No relief from deportability: Due to asymmetries and absurdities in the immigration laws, a presidential pardon for a marijuana offense may have no meaningful immigration effect.  An 844(a) marijuana conviction can make an otherwise lawful immigrant deportable if it involved over 30 grams of marijuana or if s/he has another drug conviction of any kind (including another marijuana conviction for 30 grams or less).  Under the statute, a presidential pardon cancels criminal deportability when the pardoned offense is an “aggravated felony” or “crime involving moral turpitude” under the immigration laws.  See 8 U.S.C. § 1227(a)(2)(A)(vi).  But an 844(a) offense for marijuana is neither—instead, when it triggers deportability, it does so under a separate provision for “controlled substance” offenses.  Whether a pardon affects this kind of deportability is unclear.  In the view of many courts, a pardon makes no difference.  See, e.g., Tetteh v. Garland, 995 F.3d 361 (4th Cir. 2021); cf. Aristy-Rosa v. Att’y Gen., 994 F.3d 112 (3d Cir. 2021) (state pardon irrelevant; reserving the question of the effect of a presidential pardon). So, if the 844(a) makes the client deportable, a pardon at least arguably will not solve the problem.  Such clients may still want to seek a pardon, since there are arguments that the pardon should be deemed effective.  See, e.g., Aristy-Rosa, 994 F.3d at 116 (noting DOJ OLC opinion that presidential pardon precludes removal proceedings, despite the statutory loophole, as a separation-of-powers issue).  But they should not consider themselves safe from immigration enforcement because a pardon was granted, and it is unclear at this juncture whether the process of seeking a pardon might bring them to ICE’s attention.  Again, clients should consult expert in criminal-immigration issues.
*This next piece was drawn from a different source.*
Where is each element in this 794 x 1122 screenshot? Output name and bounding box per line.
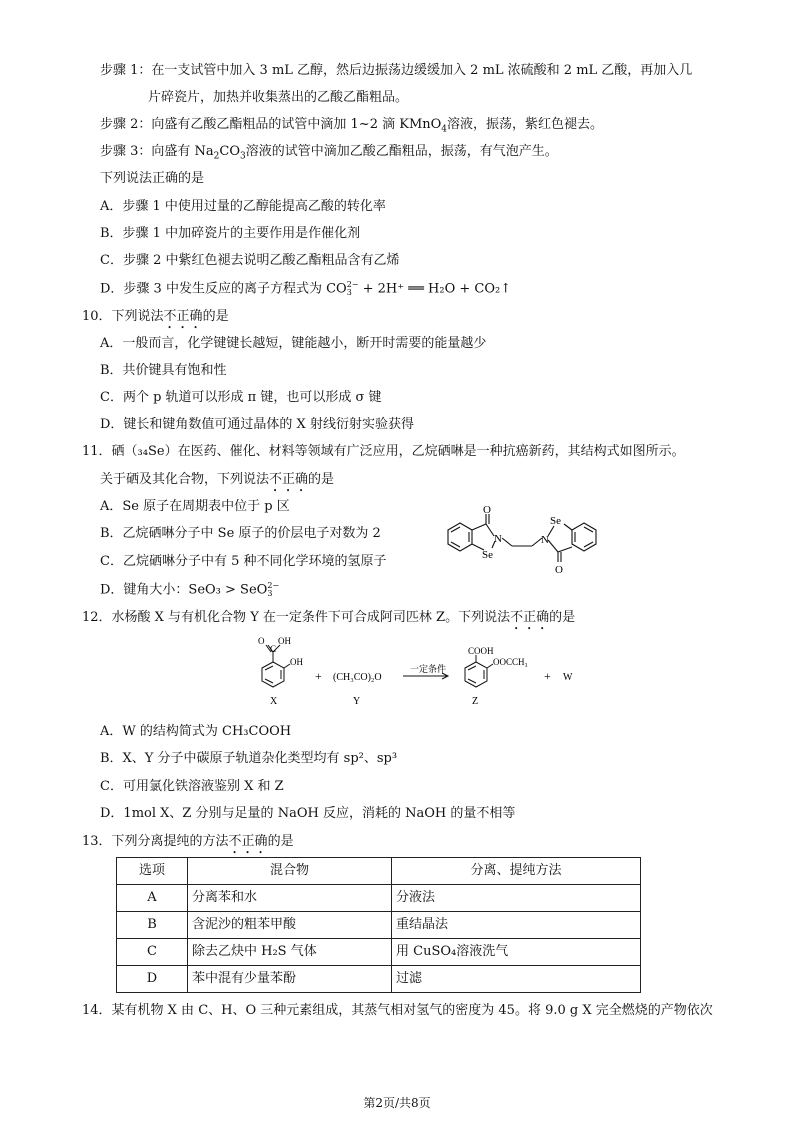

No relief from inadmissibility:  Under another quirk of immigration law, even lawful permanent residents who are safe from deportation because of the “single offense of 30g or less” exception can’t travel abroad without facing the loss of their status and expulsion when they return.  This is because the rules for who is “admissible” to the U.S., unlike the deportability rules, don’t contain any exception for a single marijuana possession offense.  8 U.S.C. § 1182(a)(2)(A).  Multiple courts have ruled that a pardon has no effect on this “inadmissibility” section of the statute, either.  See, e.g., Montesquieu v. Holder, 536 F. App’x 145 (2d Cir. Oct. 24, 2013) (unpublished); Aguilera-Montero v. Mukasey, 548 F.3d 1248 (9th Cir. 2008); Balogun v. Att’y Gen., 425 F.3d 1356 (11th Cir. 2005).  Noncitizen clients with marijuana priors should not travel abroad without talking to expert counsel.
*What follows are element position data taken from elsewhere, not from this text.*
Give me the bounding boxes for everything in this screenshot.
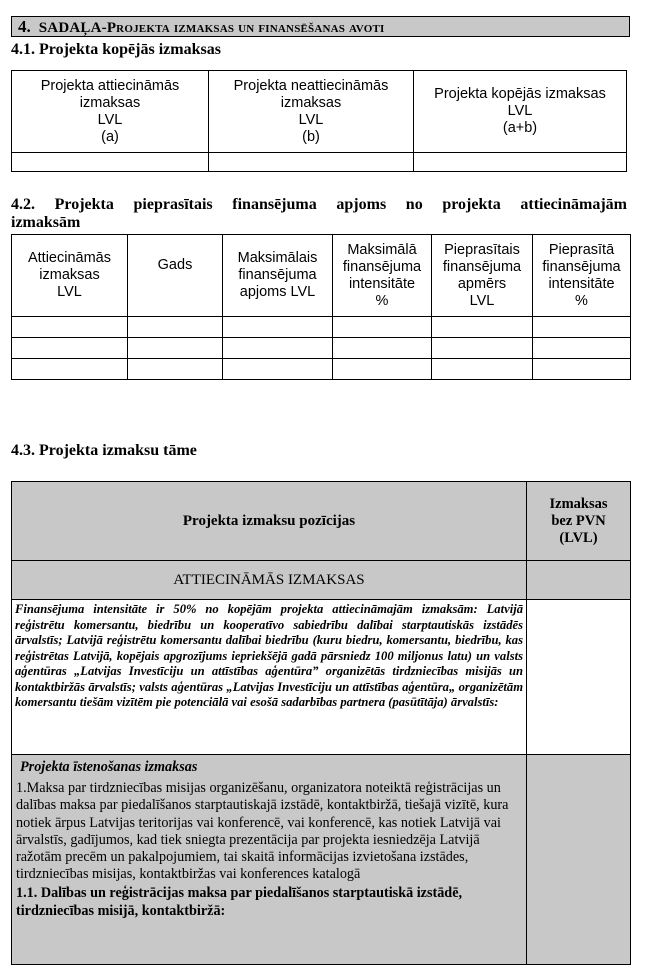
cell-eligible-value[interactable] [12, 153, 209, 172]
cell-total-value[interactable] [414, 153, 627, 172]
cell-intensity-value[interactable] [527, 600, 631, 755]
table-row [12, 317, 631, 338]
col-eligible: Attiecināmās izmaksas LVL [12, 235, 128, 317]
col-cost-positions: Projekta izmaksu pozīcijas [12, 482, 527, 561]
implementation-costs [12, 755, 527, 965]
section-title: SADAĻA-Projekta izmaksas un finansēšanas avoti [38, 20, 385, 36]
heading-4-1: 4.1. Projekta kopējās izmaksas [11, 41, 221, 58]
table-row [12, 359, 631, 380]
col-requested-amount: Pieprasītais finansējuma apmērs LVL [432, 235, 533, 317]
col-max-amount: Maksimālais finansējuma apjoms LVL [223, 235, 333, 317]
intensity-note: Finansējuma intensitāte ir 50% no kopējām projekta attiecināmajām izmaksām: Latvijā reģistrētu komersantu, biedrību un kooperatīvo sabiedrību dalībai starptautiskās izstādēs ārvalstīs; Latvijā reģistrētu komersantu dalībai biedrību (kuru biedru, komersantu, biedrību, kas reģistrētas Latvijā, kopējais apgrozījums iepriekšējā gadā pārsniedz 100 miljonus latu) un valsts aģentūras „Latvijas Investīciju un attīstības aģentūra” organizētās tirdzniecības misijās un kontaktbiržās ārvalstīs; valsts aģentūras „Latvijas Investīciju un attīstības aģentūra„ organizētām komersantu tiešām vizītēm pie potenciālā vai esošā sadarbības partnera (pasūtītāja) ārvalstīs: [12, 600, 527, 755]
col-ineligible-costs: Projekta neattiecināmās izmaksas LVL (b) [209, 71, 414, 153]
col-total-costs: Projekta kopējās izmaksas LVL (a+b) [414, 71, 627, 153]
heading-4-2-line2: izmaksām [11, 214, 81, 231]
table-requested-funding [11, 234, 631, 380]
table-total-costs [11, 70, 627, 172]
table-row [12, 338, 631, 359]
item-1-1: 1.1. Dalības un reģistrācijas maksa par piedalīšanos starptautiskā izstādē, tirdzniecības misijā, kontaktbiržā: [16, 885, 463, 919]
impl-text: 1.Maksa par tirdzniecības misijas organizēšanu, organizatora noteiktā reģistrācijas un dalības maksa par piedalīšanos starptautiskajā izstādē, kontaktbiržā, tiešajā vizītē, kura notiek ārpus Latvijas teritorijas vai konferencē, vai konferencē, kas notiek Latvijā vai ārvalstīs, gadījumos, kad tiek sniegta prezentācija par projekta iesniedzēja Latvijā ražotām precēm un pakalpojumiem, tai skaitā informācijas izvietošana izstādes, tirdzniecības misijas, kontaktbiržas vai konferences katalogā [16, 780, 509, 883]
section-header [11, 16, 630, 37]
impl-title: Projekta īstenošanas izmaksas [20, 759, 198, 775]
heading-4-3: 4.3. Projekta izmaksu tāme [11, 442, 197, 459]
cell-implementation-value[interactable] [527, 755, 631, 965]
category-eligible-costs: ATTIECINĀMĀS IZMAKSAS [12, 561, 527, 600]
col-requested-intensity: Pieprasītā finansējuma intensitāte % [533, 235, 631, 317]
table-cost-estimate [11, 481, 631, 965]
heading-4-2-line1: 4.2. Projekta pieprasītais finansējuma apjoms no projekta attiecināmajām [11, 196, 627, 213]
col-costs-excl-vat: Izmaksas bez PVN (LVL) [527, 482, 631, 561]
cell-category-value[interactable] [527, 561, 631, 600]
cell-ineligible-value[interactable] [209, 153, 414, 172]
col-eligible-costs: Projekta attiecināmās izmaksas LVL (a) [12, 71, 209, 153]
col-year: Gads [128, 235, 223, 317]
col-max-intensity: Maksimālā finansējuma intensitāte % [333, 235, 432, 317]
section-number: 4. [18, 17, 31, 36]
No help with citizenship:  Say your client with an 844(a) marijuana prior is an LPR (and was one at the time of conviction).  She wants a pardon to help her become a U.S. citizen.  Will it help?  No, and no-one should be applying for citizenship with marijuana priors without consulting a crim-imm expert first.  The applicable regulations don’t accord any weight to a pardon for a drug offense, including marijuana.  8 C.F.R. § 316.10(c)(2)(ii).  Moreover, if the offense doesn’t meet the “single offense, 30 grams or less” exception, seeking citizenship could be dangerous because, as noted above, even a pardoned offense probably still makes her deportable—her application could be denied, and she could be put in removal proceedings.  And if the 844(a) does meet that exception, making it safe to apply, the conviction is not supposed to operate as a bar to citizenship under the statute and regulations.  It can’t be repeated too often: clients with past convictions should consult an expert crim-imm attorney prior to seeking citizenship and/or a marijuana pardon.